The main change would be that Delayed.chain() and .transform() get changed to something like .transformed_immediate() and chain_immediate(). These are used for things that are known to be very lightweight. The implementation of .chain() and .transformed() now go from

    def chain(self, fn: Callable[[T], Delayed[V]]) -> Delayed[V]:
        future = Delayed[V]()
        self.when_value(lambda val: fn(val).post_to(future))
        return future

to something more like

    def chain(self, fn: Callable[[T], Delayed[V]]) -> Delayed[V]:
        task = ChainedTask[T,V](fn)
        self.when_value(task)
        return task.future

with

class Task(Generic[T,V], ABC):
  future: Final[Delayed[V]]

  def __init__(self) -> None:
      self.future = Delayed[V]()
  def __call__(val: T) -> None: 
      # enqueue the task and value
  @abstractmethod  
  def run(val: T) -> None: ...

class ChainedTask(Task[T,V]):
  func: Final[Callable[[T], Delayed[V]]]
  def run(val: T) -> None:
      self.func(val).post_to(self.future)

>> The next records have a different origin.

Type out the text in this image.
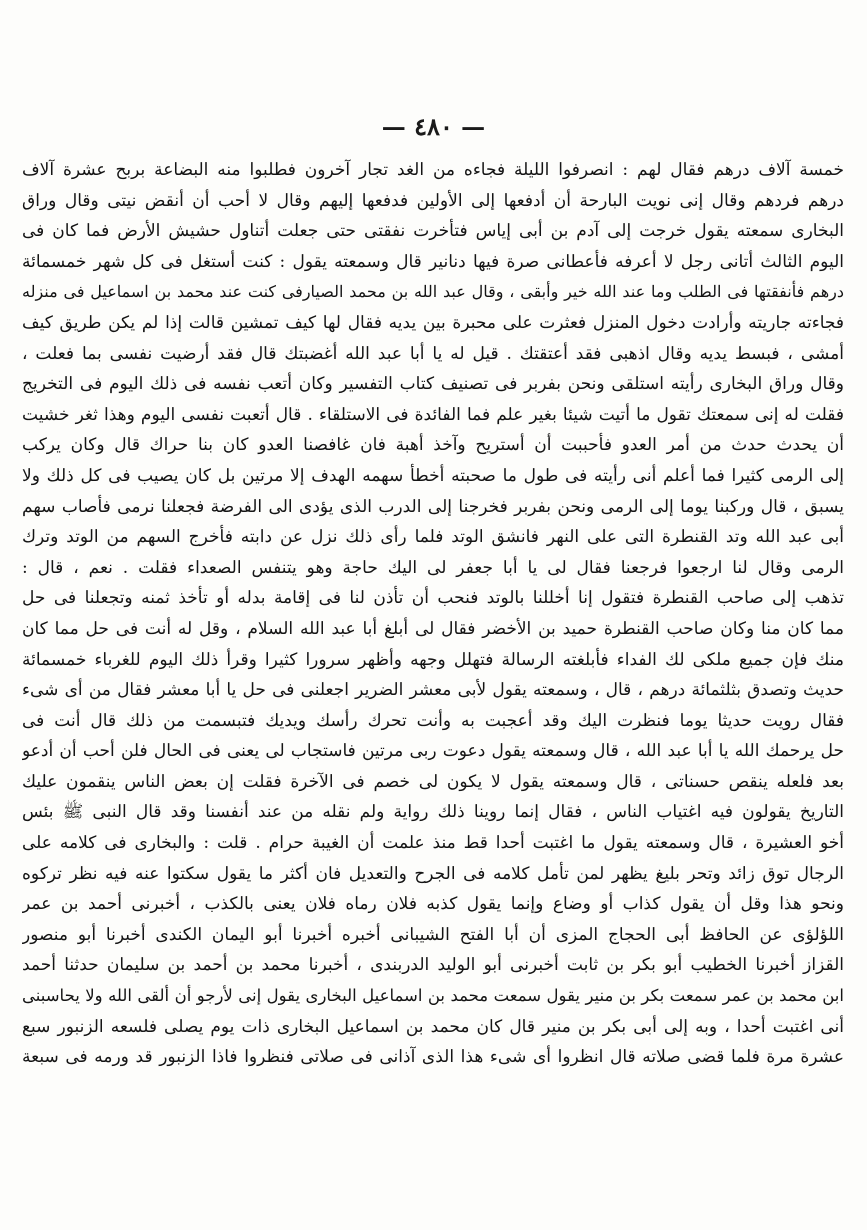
— ٤٨٠ —
خمسة آلاف درهم فقال لهم : انصرفوا الليلة فجاءه من الغد تجار آخرون فطلبوا منه البضاعة بربح عشرة آلاف
درهم فردهم وقال إنى نويت البارحة أن أدفعها إلى الأولين فدفعها إليهم وقال لا أحب أن أنقض نيتى وقال وراق
البخارى سمعته يقول خرجت إلى آدم بن أبى إياس فتأخرت نفقتى حتى جعلت أتناول حشيش الأرض فما كان فى
اليوم الثالث أتانى رجل لا أعرفه فأعطانى صرة فيها دنانير قال وسمعته يقول : كنت أستغل فى كل شهر خمسمائة
درهم فأنفقتها فى الطلب وما عند الله خير وأبقى ، وقال عبد الله بن محمد الصيارفى كنت عند محمد بن اسماعيل فى منزله
فجاءته جاريته وأرادت دخول المنزل فعثرت على محبرة بين يديه فقال لها كيف تمشين قالت إذا لم يكن طريق كيف
أمشى ، فبسط يديه وقال اذهبى فقد أعتقتك . قيل له يا أبا عبد الله أغضبتك قال فقد أرضيت نفسى بما فعلت ،
وقال وراق البخارى رأيته استلقى ونحن بفربر فى تصنيف كتاب التفسير وكان أتعب نفسه فى ذلك اليوم فى التخريج
فقلت له إنى سمعتك تقول ما أتيت شيئا بغير علم فما الفائدة فى الاستلقاء . قال أتعبت نفسى اليوم وهذا ثغر خشيت
أن يحدث حدث من أمر العدو فأحببت أن أستريح وآخذ أهبة فان غافصنا العدو كان بنا حراك قال وكان يركب
إلى الرمى كثيرا فما أعلم أنى رأيته فى طول ما صحبته أخطأ سهمه الهدف إلا مرتين بل كان يصيب فى كل ذلك ولا
يسبق ، قال وركبنا يوما إلى الرمى ونحن بفربر فخرجنا إلى الدرب الذى يؤدى الى الفرضة فجعلنا نرمى فأصاب سهم
أبى عبد الله وتد القنطرة التى على النهر فانشق الوتد فلما رأى ذلك نزل عن دابته فأخرج السهم من الوتد وترك
الرمى وقال لنا ارجعوا فرجعنا فقال لى يا أبا جعفر لى اليك حاجة وهو يتنفس الصعداء فقلت . نعم ، قال :
تذهب إلى صاحب القنطرة فتقول إنا أخللنا بالوتد فنحب أن تأذن لنا فى إقامة بدله أو تأخذ ثمنه وتجعلنا فى حل
مما كان منا وكان صاحب القنطرة حميد بن الأخضر فقال لى أبلغ أبا عبد الله السلام ، وقل له أنت فى حل مما كان
منك فإن جميع ملكى لك الفداء فأبلغته الرسالة فتهلل وجهه وأظهر سرورا كثيرا وقرأ ذلك اليوم للغرباء خمسمائة
حديث وتصدق بثلثمائة درهم ، قال ، وسمعته يقول لأبى معشر الضرير اجعلنى فى حل يا أبا معشر فقال من أى شىء
فقال رويت حديثا يوما فنظرت اليك وقد أعجبت به وأنت تحرك رأسك ويديك فتبسمت من ذلك قال أنت فى
حل يرحمك الله يا أبا عبد الله ، قال وسمعته يقول دعوت ربى مرتين فاستجاب لى يعنى فى الحال فلن أحب أن أدعو
بعد فلعله ينقص حسناتى ، قال وسمعته يقول لا يكون لى خصم فى الآخرة فقلت إن بعض الناس ينقمون عليك
التاريخ يقولون فيه اغتياب الناس ، فقال إنما روينا ذلك رواية ولم نقله من عند أنفسنا وقد قال النبى ﷺ بئس
أخو العشيرة ، قال وسمعته يقول ما اغتبت أحدا قط منذ علمت أن الغيبة حرام . قلت : والبخارى فى كلامه على
الرجال توق زائد وتحر بليغ يظهر لمن تأمل كلامه فى الجرح والتعديل فان أكثر ما يقول سكتوا عنه فيه نظر تركوه
ونحو هذا وقل أن يقول كذاب أو وضاع وإنما يقول كذبه فلان رماه فلان يعنى بالكذب ، أخبرنى أحمد بن عمر
اللؤلؤى عن الحافظ أبى الحجاج المزى أن أبا الفتح الشيبانى أخبره أخبرنا أبو اليمان الكندى أخبرنا أبو منصور
القزاز أخبرنا الخطيب أبو بكر بن ثابت أخبرنى أبو الوليد الدربندى ، أخبرنا محمد بن أحمد بن سليمان حدثنا أحمد
ابن محمد بن عمر سمعت بكر بن منير يقول سمعت محمد بن اسماعيل البخارى يقول إنى لأرجو أن ألقى الله ولا يحاسبنى
أنى اغتبت أحدا ، وبه إلى أبى بكر بن منير قال كان محمد بن اسماعيل البخارى ذات يوم يصلى فلسعه الزنبور سبع
عشرة مرة فلما قضى صلاته قال انظروا أى شىء هذا الذى آذانى فى صلاتى فنظروا فاذا الزنبور قد ورمه فى سبعة
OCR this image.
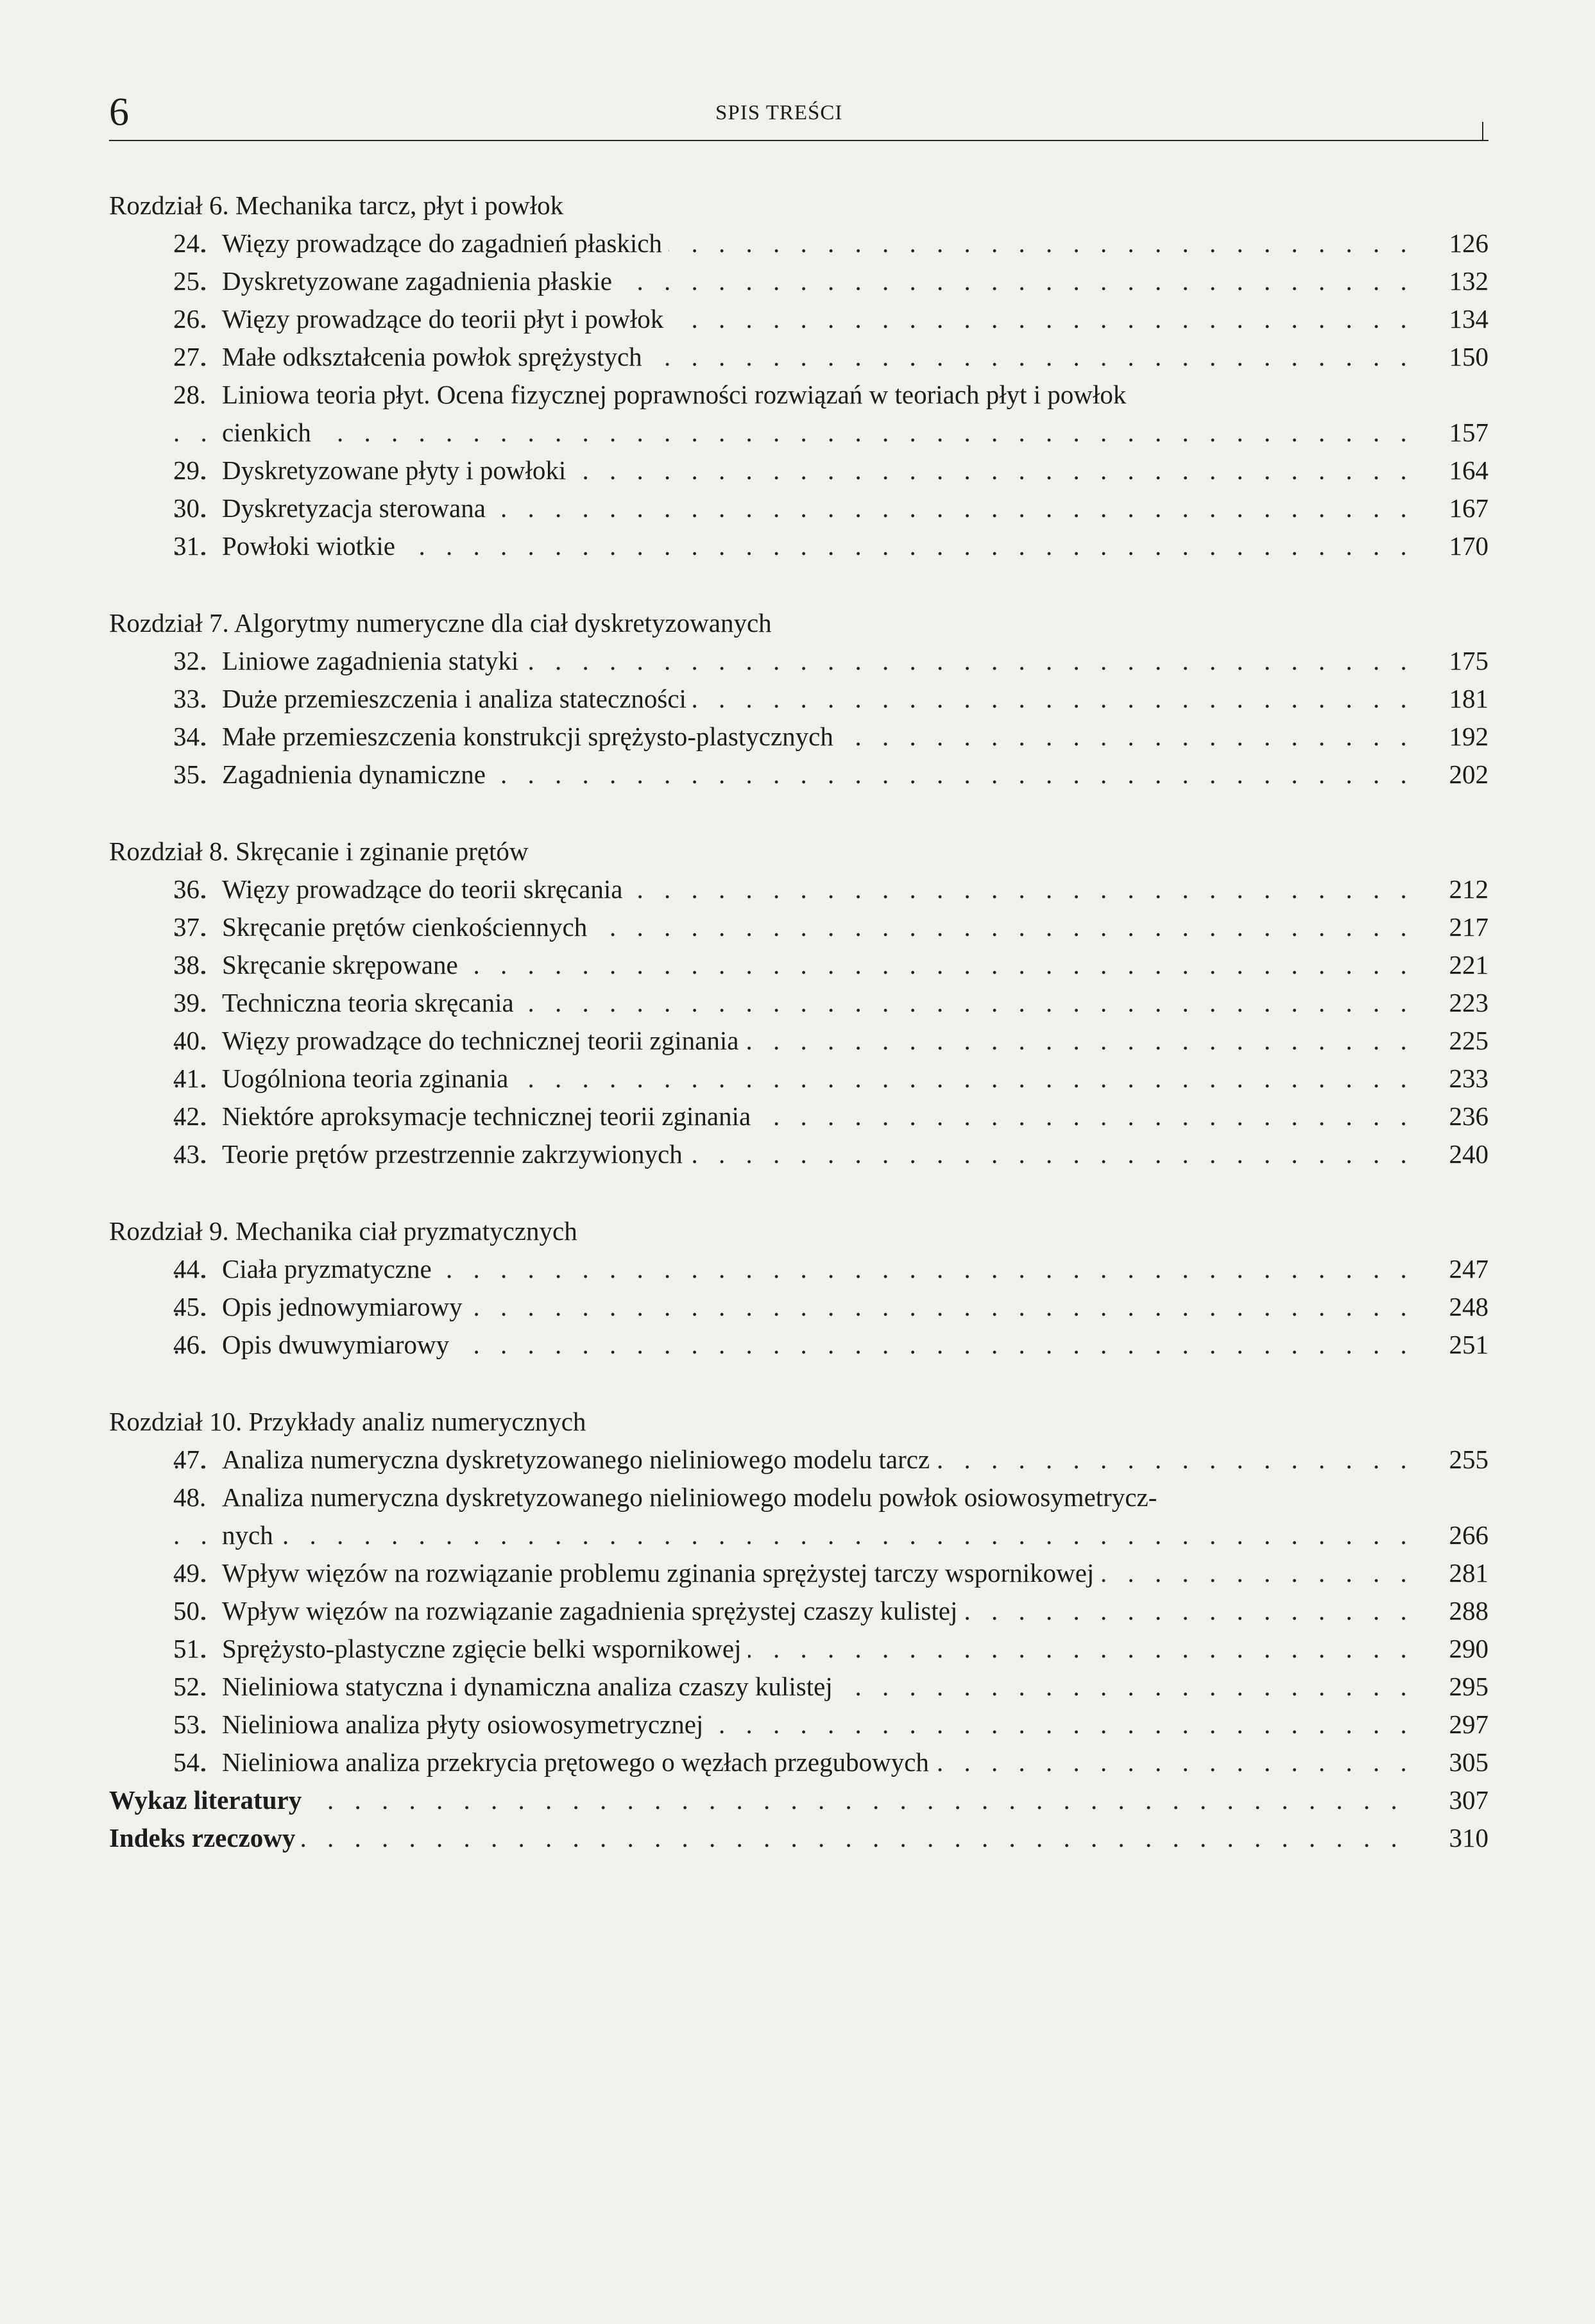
6	SPIS TREŚCI
Rozdział 6. Mechanika tarcz, płyt i powłok
24. Więzy prowadzące do zagadnień płaskich	126
. . .
25. Dyskretyzowane zagadnienia płaskie	132
. . .
26. Więzy prowadzące do teorii płyt i powłok	134
. . .
27. Małe odkształcenia powłok sprężystych	150
. . .
28. Liniowa teoria płyt. Ocena fizycznej poprawności rozwiązań w teoriach płyt i powłok
cienkich	157
. . .
29. Dyskretyzowane płyty i powłoki	164
. . .
30. Dyskretyzacja sterowana	167
. . .
31. Powłoki wiotkie	170
. . .
Rozdział 7. Algorytmy numeryczne dla ciał dyskretyzowanych
32. Liniowe zagadnienia statyki	175
. . .
33. Duże przemieszczenia i analiza stateczności	181
. . .
34. Małe przemieszczenia konstrukcji sprężysto-plastycznych	192
. . .
35. Zagadnienia dynamiczne	202
. . .
Rozdział 8. Skręcanie i zginanie prętów
36. Więzy prowadzące do teorii skręcania	212
. . .
37. Skręcanie prętów cienkościennych	217
. . .
38. Skręcanie skrępowane	221
. . .
39. Techniczna teoria skręcania	223
. . .
40. Więzy prowadzące do technicznej teorii zginania	225
. . .
41. Uogólniona teoria zginania	233
. . .
42. Niektóre aproksymacje technicznej teorii zginania	236
. . .
43. Teorie prętów przestrzennie zakrzywionych	240
. . .
Rozdział 9. Mechanika ciał pryzmatycznych
44. Ciała pryzmatyczne	247
. . .
45. Opis jednowymiarowy	248
. . .
46. Opis dwuwymiarowy	251
. . .
Rozdział 10. Przykłady analiz numerycznych
47. Analiza numeryczna dyskretyzowanego nieliniowego modelu tarcz	255
. . .
48. Analiza numeryczna dyskretyzowanego nieliniowego modelu powłok osiowosymetrycz-
nych	266
. . .
49. Wpływ więzów na rozwiązanie problemu zginania sprężystej tarczy wspornikowej	281
. . .
50. Wpływ więzów na rozwiązanie zagadnienia sprężystej czaszy kulistej	288
. . .
51. Sprężysto-plastyczne zgięcie belki wspornikowej	290
. . .
52. Nieliniowa statyczna i dynamiczna analiza czaszy kulistej	295
. . .
53. Nieliniowa analiza płyty osiowosymetrycznej	297
. . .
54. Nieliniowa analiza przekrycia prętowego o węzłach przegubowych	305
. . .
Wykaz literatury	307
. . .
Indeks rzeczowy	310
. . .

class TransformTask(Task[T,V]):
  func: Final[Callable[[T], V]]
  def run(val: T) -> None:
      self.future.post(self.func(val))
Migrated from internal repository. Originally created by @EvanKirshenbaum on Oct 29, 2021 at 1:06 PM PDT.
EvanKirshenbaum commented 9 months ago

I'm not sure whether or not there should be a separate form for .when_value to similarly enqueue rather than call directly. Probably. If so, then it might make more sense for .chain and transformed to be untouched and just use those functions. (And maybe just have an extra arg to say which you want.)

Most of the other methods for Delayed (e.g., then_trigger or post_to) are known to be cheap, and so would work with the "immediate" variant.

I'm not sure about the number of threads to use. We'll need a lock on the queue in any case, since tasks will be enqueued from various threads. One notion I'm toying with is having each executor thread have a serial number of the task it's executing. Then we could have an extra thread that pops up every so often, and if no working thread has made progress (i.e., changed its serial number), a new executor thread is spawned. When an executor other than the first sees that the queue is empty, it sets an "I can be killed" flag, and if the monitor thread sees that, the thread is killed.

Migrated from internal repository. Originally created by @EvanKirshenbaum on Oct 29, 2021 at 1:12 PM PDT.